Last night, the Obama administration gave up on its legal fight and approved over-the-counter availability for the best-known emergency contraceptive pill.
The right struggles badly with Plan B approval
The right struggles badly with Plan B approval

Last night, the Obama administration gave up on its legal fight and approved over-the-counter availability for the best-known emergency contraceptive pill. Going forward, Plan B One-Step will be available, regardless of age, without a prescription, on drugstore shelves.

In theory, the right should be pleased -- this policy will help prevent many unwanted pregnancies, which in turn means fewer abortions.

Alas, it's not working out that way. National Review described easy access to emergency contraception as "truly sickening," adding, "It will be yet another way in which parents could be kept in the dark about what is happening to their own children, perhaps even when they are victims of sexual predation."

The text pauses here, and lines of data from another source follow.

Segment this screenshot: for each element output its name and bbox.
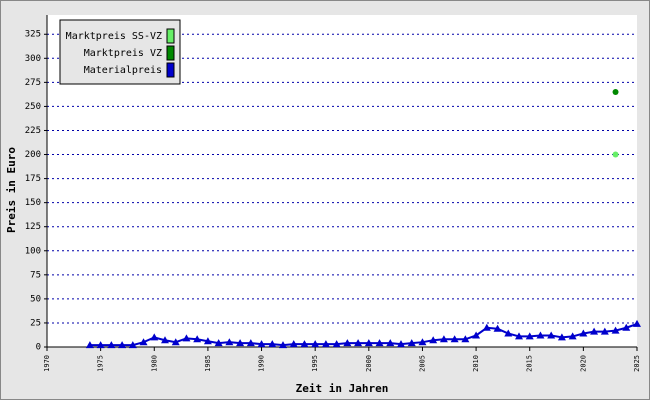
x-tick-label: 1975 [97,355,105,372]
point [139,338,148,346]
legend-label: Materialpreis [84,65,162,76]
point [107,341,116,349]
y-tick-label: 25 [30,318,41,328]
point [622,323,631,331]
point [343,339,352,347]
point [590,327,599,335]
legend-swatch [166,62,175,78]
point [461,335,470,343]
x-tick-label: 1985 [204,355,212,372]
point [612,88,619,95]
legend-label: Marktpreis SS-VZ [66,31,162,42]
point [579,329,588,337]
point [257,340,266,348]
x-tick-label: 2000 [365,355,373,372]
point [429,336,438,344]
y-tick-label: 300 [25,54,41,64]
x-tick-label: 1970 [43,355,51,372]
point [482,323,491,331]
point [515,332,523,340]
point [171,338,180,346]
point [407,339,416,347]
point [96,341,105,349]
point [493,324,502,332]
point [611,326,620,334]
point [311,340,320,348]
point [504,329,513,337]
point [225,338,234,346]
point [472,331,481,339]
point [397,340,405,348]
x-tick-label: 2010 [472,355,480,372]
legend-swatch [166,45,175,61]
point [214,339,223,347]
legend-label: Marktpreis VZ [84,48,162,59]
point [386,339,395,347]
point [332,340,341,348]
y-tick-label: 275 [25,78,41,88]
point [203,337,212,345]
point [547,331,556,339]
legend-swatch [166,28,175,44]
point [568,332,577,340]
x-tick-label: 2015 [526,355,534,372]
point [289,340,298,348]
point [300,340,309,348]
point [161,336,169,344]
point [557,333,566,341]
y-tick-label: 75 [30,270,41,280]
point [246,339,255,347]
x-tick-label: 2020 [579,355,587,372]
point [118,341,127,349]
y-tick-label: 0 [36,343,41,353]
y-tick-label: 100 [25,246,41,256]
y-tick-label: 200 [25,150,41,160]
y-tick-label: 225 [25,126,41,136]
point [612,151,619,158]
point [182,334,191,342]
point [354,339,363,347]
y-tick-label: 150 [25,198,41,208]
point [236,339,245,347]
point [128,341,137,349]
x-tick-label: 2005 [418,355,426,372]
x-tick-label: 1990 [258,355,266,372]
point [193,335,202,343]
point [364,339,373,347]
x-tick-label: 1980 [150,355,158,372]
point [418,338,427,346]
y-tick-label: 50 [30,294,41,304]
point [150,333,159,341]
point [633,319,641,327]
x-axis-label: Zeit in Jahren [296,382,389,395]
x-tick-label: 1995 [311,355,319,372]
point [536,331,545,339]
point [600,327,609,335]
y-tick-label: 125 [25,222,41,232]
x-tick-label: 2025 [633,355,641,372]
point [525,332,534,340]
point [279,341,287,349]
point [85,341,94,349]
y-tick-label: 325 [25,30,41,40]
series-line [89,322,638,347]
y-tick-label: 175 [25,174,41,184]
point [321,340,330,348]
point [450,335,459,343]
y-axis-label: Preis in Euro [5,147,18,233]
y-tick-label: 250 [25,102,41,112]
legend-box [59,19,181,85]
point [268,340,277,348]
point [439,335,448,343]
point [375,339,384,347]
legend: Marktpreis SS-VZ Marktpreis VZ Materialpre… [59,19,181,85]
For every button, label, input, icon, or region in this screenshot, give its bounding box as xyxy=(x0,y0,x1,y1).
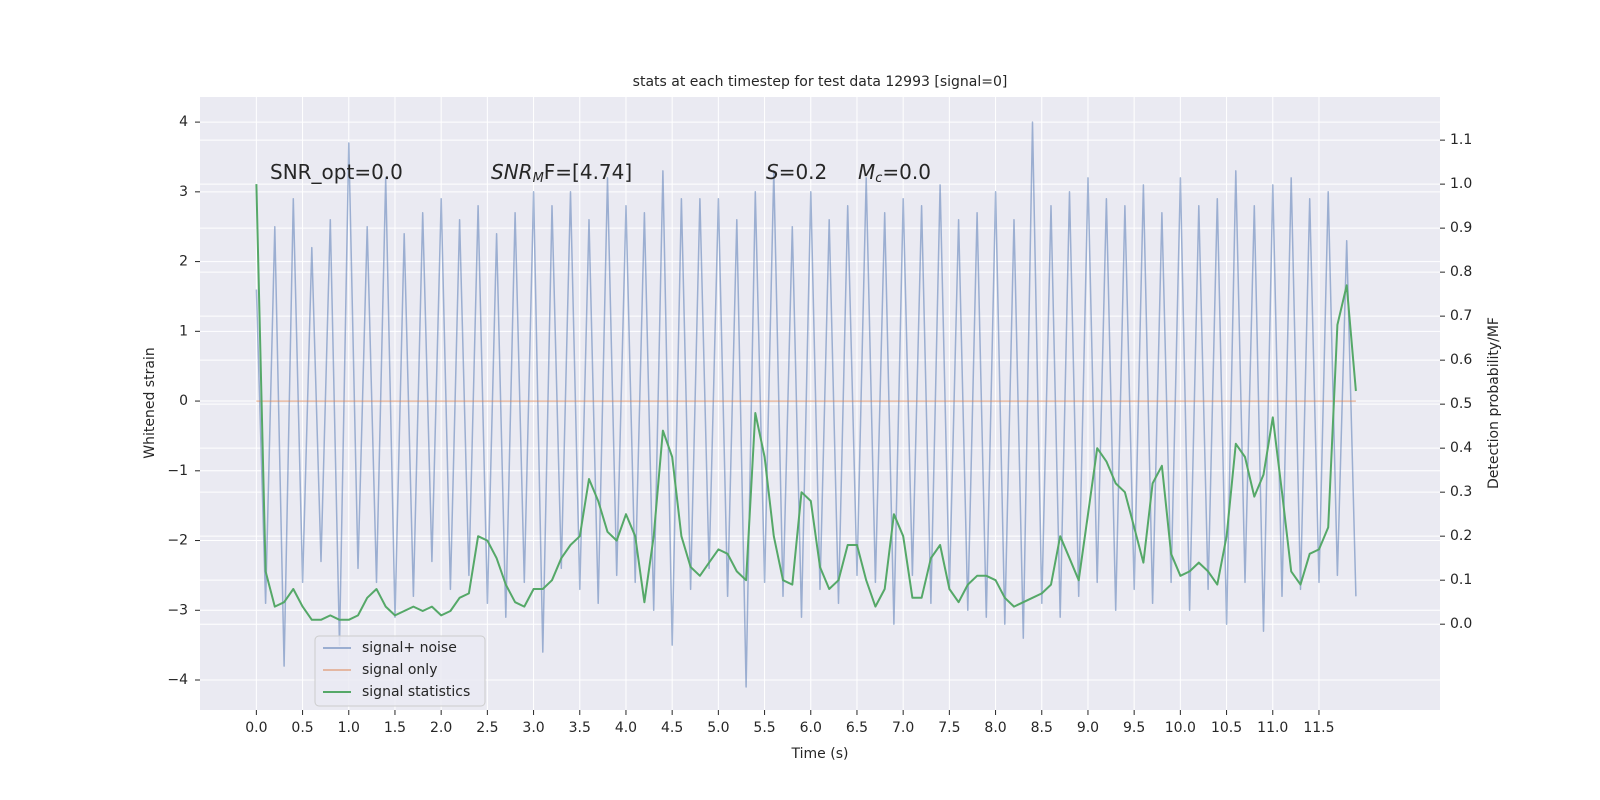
annotations: SNR_opt=0.0 SNRMF=[4.74] S=0.2 Mc=0.0 xyxy=(270,160,931,186)
annotation: Mc=0.0 xyxy=(858,160,931,186)
legend: signal+ noise signal only signal statistic… xyxy=(314,635,486,707)
annotation-sub: M xyxy=(533,171,544,186)
x-tick-label: 5.5 xyxy=(753,720,775,736)
y2-tick-label: 0.0 xyxy=(1450,616,1472,632)
y2-tick-label: 0.2 xyxy=(1450,528,1472,544)
line-series xyxy=(255,184,1357,621)
y-tick-label: 0 xyxy=(179,393,188,409)
y-tick-label: 2 xyxy=(179,254,188,270)
annotation-rest: F=[4.74] xyxy=(544,160,632,184)
y-tick-label: −3 xyxy=(167,602,188,618)
y-tick-label: −4 xyxy=(167,672,188,688)
x-tick-label: 7.5 xyxy=(938,720,960,736)
y-tick-label: 4 xyxy=(179,114,188,130)
x-tick-label: 6.0 xyxy=(800,720,822,736)
x-tick-label: 3.5 xyxy=(569,720,591,736)
annotation-main: S xyxy=(766,160,779,184)
legend-label: signal statistics xyxy=(362,684,470,700)
x-tick-label: 1.0 xyxy=(338,720,360,736)
x-tick-label: 6.5 xyxy=(846,720,868,736)
x-tick-label: 8.0 xyxy=(984,720,1006,736)
x-tick-label: 11.5 xyxy=(1303,720,1334,736)
y2-tick-label: 0.9 xyxy=(1450,220,1472,236)
y-tick-label: −2 xyxy=(167,533,188,549)
y2-tick-label: 1.0 xyxy=(1450,176,1472,192)
y2-tick-label: 0.6 xyxy=(1450,352,1472,368)
annotation-main: SNR xyxy=(491,160,533,184)
legend-label: signal+ noise xyxy=(362,640,457,656)
annotation: SNRMF=[4.74] xyxy=(491,160,632,186)
x-tick-label: 8.5 xyxy=(1031,720,1053,736)
legend-box xyxy=(314,635,486,707)
x-tick-label: 9.0 xyxy=(1077,720,1099,736)
x-tick-label: 7.0 xyxy=(892,720,914,736)
x-axis-label: Time (s) xyxy=(791,746,849,762)
x-tick-label: 11.0 xyxy=(1257,720,1288,736)
marks xyxy=(255,121,1357,688)
line-series xyxy=(255,121,1357,688)
x-tick-label: 0.5 xyxy=(291,720,313,736)
x-tick-label: 9.5 xyxy=(1123,720,1145,736)
annotation-main: SNR_opt=0.0 xyxy=(270,160,403,184)
x-tick-label: 4.0 xyxy=(615,720,637,736)
y2-axis-label: Detection probability/MF xyxy=(1486,317,1502,489)
chart-title: stats at each timestep for test data 129… xyxy=(633,74,1008,90)
y-tick-label: 1 xyxy=(179,323,188,339)
annotation-rest: =0.2 xyxy=(779,160,828,184)
y2-tick-label: 1.1 xyxy=(1450,132,1472,148)
x-tick-label: 10.5 xyxy=(1211,720,1242,736)
annotation: SNR_opt=0.0 xyxy=(270,160,403,184)
y-tick-label: 3 xyxy=(179,184,188,200)
x-tick-label: 10.0 xyxy=(1165,720,1196,736)
y-tick-label: −1 xyxy=(167,463,188,479)
x-tick-label: 2.0 xyxy=(430,720,452,736)
x-tick-label: 1.5 xyxy=(384,720,406,736)
annotation-sub: c xyxy=(875,171,882,186)
y2-tick-label: 0.4 xyxy=(1450,440,1472,456)
annotation-rest: =0.0 xyxy=(882,160,931,184)
x-tick-label: 3.0 xyxy=(522,720,544,736)
y2-tick-label: 0.7 xyxy=(1450,308,1472,324)
y2-tick-label: 0.3 xyxy=(1450,484,1472,500)
y2-tick-label: 0.8 xyxy=(1450,264,1472,280)
plot-area xyxy=(200,97,1440,710)
x-tick-label: 5.0 xyxy=(707,720,729,736)
x-tick-label: 4.5 xyxy=(661,720,683,736)
legend-label: signal only xyxy=(362,662,437,678)
y2-tick-label: 0.1 xyxy=(1450,572,1472,588)
annotation-main: M xyxy=(858,160,875,184)
y-axis-label: Whitened strain xyxy=(142,347,158,458)
x-tick-label: 2.5 xyxy=(476,720,498,736)
annotation: S=0.2 xyxy=(766,160,827,184)
x-tick-label: 0.0 xyxy=(245,720,267,736)
y2-tick-label: 0.5 xyxy=(1450,396,1472,412)
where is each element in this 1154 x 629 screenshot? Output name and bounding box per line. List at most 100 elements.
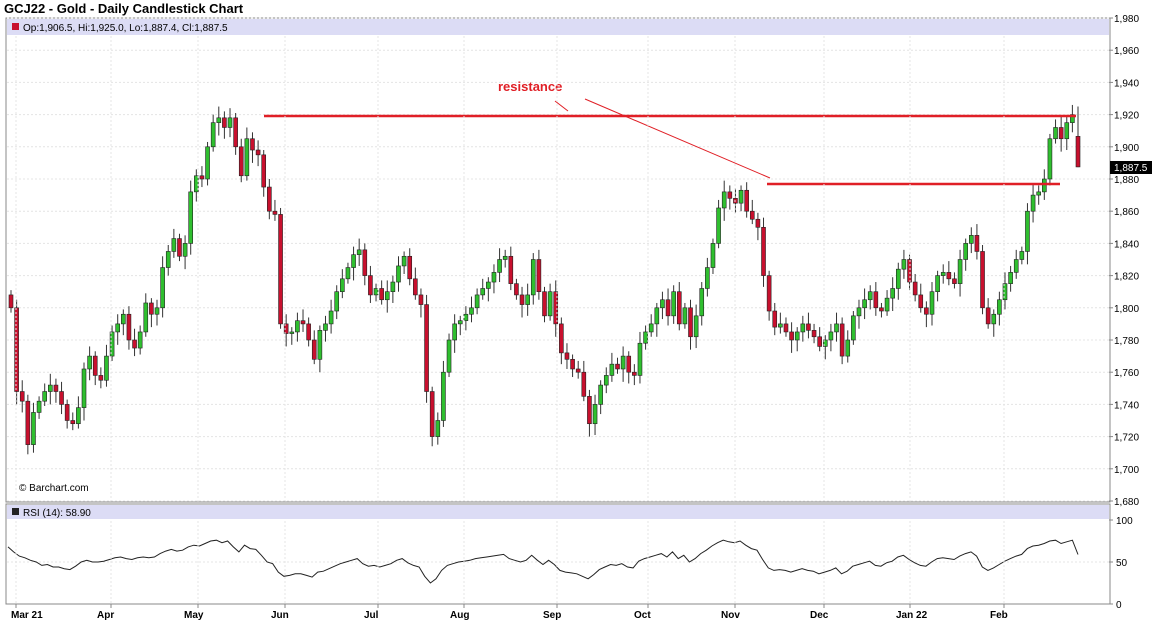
price-tick-label: 1,940 xyxy=(1114,78,1139,89)
price-tick-label: 1,860 xyxy=(1114,207,1139,218)
candle-down xyxy=(222,117,227,128)
price-info-swatch xyxy=(12,23,19,30)
candle-up xyxy=(845,339,851,357)
candle-down xyxy=(149,302,154,315)
candle-up xyxy=(1013,259,1019,273)
candle-down xyxy=(946,272,952,280)
candle-up xyxy=(648,323,654,333)
candle-up xyxy=(474,294,480,309)
candle-up xyxy=(1042,178,1047,193)
last-price-tag xyxy=(1110,161,1152,174)
candle-up xyxy=(1008,272,1013,284)
candle-down xyxy=(924,307,929,315)
candle-up xyxy=(682,307,688,325)
candle-down xyxy=(1058,127,1064,140)
candle-up xyxy=(705,267,710,289)
month-label: Dec xyxy=(810,610,829,621)
resistance-pointer-lower xyxy=(584,98,771,179)
candle-up xyxy=(794,331,800,341)
candle-down xyxy=(570,359,575,370)
rsi-tick-label: 100 xyxy=(1116,516,1133,527)
candle-down xyxy=(581,371,587,397)
candle-up xyxy=(491,272,497,283)
candle-up xyxy=(1036,191,1041,196)
candle-down xyxy=(974,235,980,252)
candle-up xyxy=(48,384,53,392)
candle-down xyxy=(14,307,19,392)
candle-up xyxy=(497,259,502,273)
rsi-axis: 0 50 100 xyxy=(1109,516,1133,611)
candle-up xyxy=(609,363,615,376)
candle-up xyxy=(210,122,216,148)
price-axis: 1,680 1,700 1,720 1,740 1,760 1,780 1,800 1,820… xyxy=(1109,14,1139,508)
candle-down xyxy=(238,146,244,177)
candle-down xyxy=(575,368,581,373)
candle-down xyxy=(311,339,317,360)
resistance-label: resistance xyxy=(498,79,562,94)
candle-down xyxy=(272,210,278,215)
rsi-tick-label: 0 xyxy=(1116,600,1122,611)
candle-down xyxy=(744,189,749,212)
candle-down xyxy=(92,355,98,376)
candle-up xyxy=(603,375,609,386)
candle-up xyxy=(502,255,508,260)
candle-down xyxy=(564,352,570,360)
candle-down xyxy=(177,238,182,257)
candle-up xyxy=(188,191,194,244)
candle-up xyxy=(867,291,873,301)
candle-down xyxy=(70,420,76,425)
candle-up xyxy=(1030,194,1036,212)
candle-up xyxy=(654,307,660,325)
candle-down xyxy=(688,307,693,338)
candle-up xyxy=(205,146,210,180)
candle-down xyxy=(676,291,682,325)
price-panel xyxy=(5,17,1111,503)
candle-up xyxy=(935,275,940,293)
candle-down xyxy=(817,336,822,347)
candle-down xyxy=(980,251,985,309)
price-tick-label: 1,800 xyxy=(1114,304,1139,315)
candle-down xyxy=(418,294,424,305)
candle-up xyxy=(109,331,115,357)
candle-up xyxy=(1070,114,1075,123)
candle-up xyxy=(699,288,705,317)
candle-down xyxy=(783,323,789,333)
candle-down xyxy=(587,396,592,425)
candle-up xyxy=(244,138,250,177)
candle-down xyxy=(873,291,879,309)
candle-up xyxy=(592,404,598,425)
candle-up xyxy=(317,330,323,360)
price-info-band xyxy=(7,19,1109,35)
candle-down xyxy=(306,323,311,341)
price-tick-label: 1,920 xyxy=(1114,111,1139,122)
rsi-panel xyxy=(5,503,1111,605)
candle-up xyxy=(940,272,946,276)
candle-down xyxy=(98,375,104,381)
price-tick-label: 1,880 xyxy=(1114,175,1139,186)
candle-down xyxy=(665,299,671,317)
candle-down xyxy=(368,275,373,296)
candle-up xyxy=(525,294,530,305)
candle-up xyxy=(710,243,716,268)
candle-up xyxy=(42,391,47,402)
candle-up xyxy=(182,243,188,257)
price-tick-label: 1,900 xyxy=(1114,143,1139,154)
month-label: Jan 22 xyxy=(896,610,928,621)
price-info-text: Op:1,906.5, Hi:1,925.0, Lo:1,887.4, Cl:1… xyxy=(23,23,228,34)
candle-up xyxy=(104,355,109,381)
candle-down xyxy=(132,339,137,349)
candle-down xyxy=(811,330,817,338)
month-label: May xyxy=(184,610,204,621)
candle-down xyxy=(59,391,64,405)
candle-up xyxy=(1064,122,1070,140)
candle-up xyxy=(289,331,295,334)
candle-down xyxy=(283,323,289,334)
candle-up xyxy=(851,315,856,341)
candle-up xyxy=(356,249,362,255)
candle-up xyxy=(457,320,463,325)
month-label: Feb xyxy=(990,610,1008,621)
candle-up xyxy=(345,267,351,280)
candle-down xyxy=(907,259,912,283)
month-label: Aug xyxy=(450,610,469,621)
candle-up xyxy=(620,355,626,370)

On Fox, Laura Ingraham went further, calling the Obama administration's new policy "a good deal for pedophiles."

"It's a good deal for pedophiles, a good deal for people who commit statutory rape against young girls," conservative radio host Laura Ingraham told Fox News on Tuesday. "if mothers and fathers across this country hear this and they think, 'Well, I guess my daughter or her boyfriend or her rapist can go out to a pharmacy and get a bunch of, you know, hormone pills to give a little girl.' We don't really know the effect of a spiking or dropping a little girl's -- in many cases a young woman's or a little girl's hormonal levels. It's outrageous!"

No, actually, what's "outrageous" is this over-the-top hysteria about a basic public-health issue.


I realize some of these issues can get complicated, but this should be pretty straightforward: we're talking about a safe medication that prevents unwanted pregnancies and making that readily available to consumers who want it. That's it; that's the whole story.

Are there "sexual predators," "pedophiles," and "statutory rapists" out there? Tragically, yes. But their existence is unaffected by access to the morning-after pill. It's not like those prepared to commit acts of sexual violence have been stymied for years by Plan B's absence on drugstore shelves.

Culture warriors really need to get a grip on this one. Tara Culp-Ressler added:

This line of reasoning isn’t new. The right-wing Family Research Council has been repeatedly pushing sexual abuse as one of its reasons for opposing giving more young women access to emergency contraception. Last month, in a statement supporting the Obama Administration’s decision to prolong the legal fight to restrict access to Plan B, the group claimed, “Additionally alarming is that Plan B ‘access’ advocates ignore the fact that doctors and parents are often the first line of defense for girls who are being sexually abused. Removing doctors and parents from the equation will make it much easier for predators to conceal sexual abuse and to force the drug’s use on minors.”In fact, there’s no evidence to suggest that expanding access to contraception increases rates of sexual assaults against women and girls. It doesn’t increase the rates of consensual sexual activity among teens, either. In reality, allowing teens to easily purchase Plan B is an important method of preventing unintended pregnancy that the American Academy of Pediatrics has endorsed.